Par ailleurs, le Dr Calleja a appelé à une plus grande concentration sur la "nécessité scientifique". Trop souvent, les choses « tournent mal dans la traduction », créant un décalage entre les architectures matérielles et logicielles et les besoins réels de l'utilisateur final.

Selon lui, une approche plus énergique de la collaboration interprofessionnelle créerait un « cercle vertueux » d'utilisateurs, de fournisseurs de services et de fournisseurs, offrant à la fois des avantages en termes de performances et d'efficacité.

Un avenir en escala zetta

Habituellement, avec la chute du point de repère symbolique de l'exascale, l'attention se tournera maintenant vers le suivant : le zettascale.

"Zettascale n'est que le prochain drapeau dans le sol", a déclaré le Dr Calleja, "un totem qui met en évidence les technologies nécessaires pour atteindre la prochaine étape de l'avancement informatique qui ne peut être obtenue aujourd'hui."

« Les systèmes les plus rapides au monde sont extrêmement chers pour ce que vous en retirez, en termes de production scientifique. Mais ils sont importants car ils démontrent l'art du possible et font avancer l'industrie.

Université de Cambridge

Pembroke College, Université de Cambridge, siège de l'Open Zettascale Lab (Crédit image : Université de Cambridge)

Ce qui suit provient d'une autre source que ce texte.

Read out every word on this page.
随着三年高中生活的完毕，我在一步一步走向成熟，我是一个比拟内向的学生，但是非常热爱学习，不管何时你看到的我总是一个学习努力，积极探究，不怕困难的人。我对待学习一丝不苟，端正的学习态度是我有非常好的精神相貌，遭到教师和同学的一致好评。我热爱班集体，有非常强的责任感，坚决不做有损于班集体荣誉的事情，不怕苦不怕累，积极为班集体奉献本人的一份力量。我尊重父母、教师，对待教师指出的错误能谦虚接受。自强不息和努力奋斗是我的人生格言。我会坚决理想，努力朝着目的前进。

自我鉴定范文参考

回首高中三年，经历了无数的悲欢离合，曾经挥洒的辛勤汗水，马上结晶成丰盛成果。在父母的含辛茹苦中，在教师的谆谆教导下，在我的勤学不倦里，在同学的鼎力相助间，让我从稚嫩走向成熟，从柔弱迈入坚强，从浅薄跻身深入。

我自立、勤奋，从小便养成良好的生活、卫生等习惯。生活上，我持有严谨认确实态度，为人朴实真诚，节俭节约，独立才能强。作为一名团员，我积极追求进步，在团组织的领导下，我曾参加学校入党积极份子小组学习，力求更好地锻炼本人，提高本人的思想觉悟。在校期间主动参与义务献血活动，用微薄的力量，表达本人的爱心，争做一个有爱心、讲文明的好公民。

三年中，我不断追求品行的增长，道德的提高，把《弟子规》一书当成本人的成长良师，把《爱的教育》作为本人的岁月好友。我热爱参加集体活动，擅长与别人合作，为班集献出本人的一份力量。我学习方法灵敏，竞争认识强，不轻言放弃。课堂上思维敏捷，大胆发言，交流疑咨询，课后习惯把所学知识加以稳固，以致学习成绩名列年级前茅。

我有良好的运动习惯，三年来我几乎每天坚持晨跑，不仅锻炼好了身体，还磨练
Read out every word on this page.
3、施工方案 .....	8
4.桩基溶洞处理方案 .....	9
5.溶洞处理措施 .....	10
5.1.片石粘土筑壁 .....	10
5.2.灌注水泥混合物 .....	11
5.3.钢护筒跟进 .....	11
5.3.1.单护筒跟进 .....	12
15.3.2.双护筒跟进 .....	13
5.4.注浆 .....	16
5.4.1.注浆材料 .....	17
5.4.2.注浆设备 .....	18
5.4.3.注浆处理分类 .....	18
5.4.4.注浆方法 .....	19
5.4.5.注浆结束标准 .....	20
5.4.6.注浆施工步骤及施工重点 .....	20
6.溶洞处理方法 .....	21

La question de savoir si des systèmes capables d'atteindre des performances zettaFLOPS, mille fois plus puissantes que la culture actuelle, peuvent être développés d'une manière qui s'aligne sur les objectifs de durabilité dépendra de l'inventivité de l'industrie.

Il n'y a pas de relation binaire entre les performances et l'efficacité énergétique, mais il faudra une bonne quantité de compétences dans chaque sous-discipline pour fournir l'amélioration des performances nécessaire dans une enveloppe de puissance appropriée.

En théorie, il existe un ratio d'or entre la performance et la consommation d'énergie, de sorte que les avantages pour la société générés par le HPC peuvent être considérés comme valant le coût des émissions de carbone.

Le chiffre précis restera insaisissable dans la pratique, bien sûr, mais poursuivre l'idée est par définition un pas dans la bonne direction.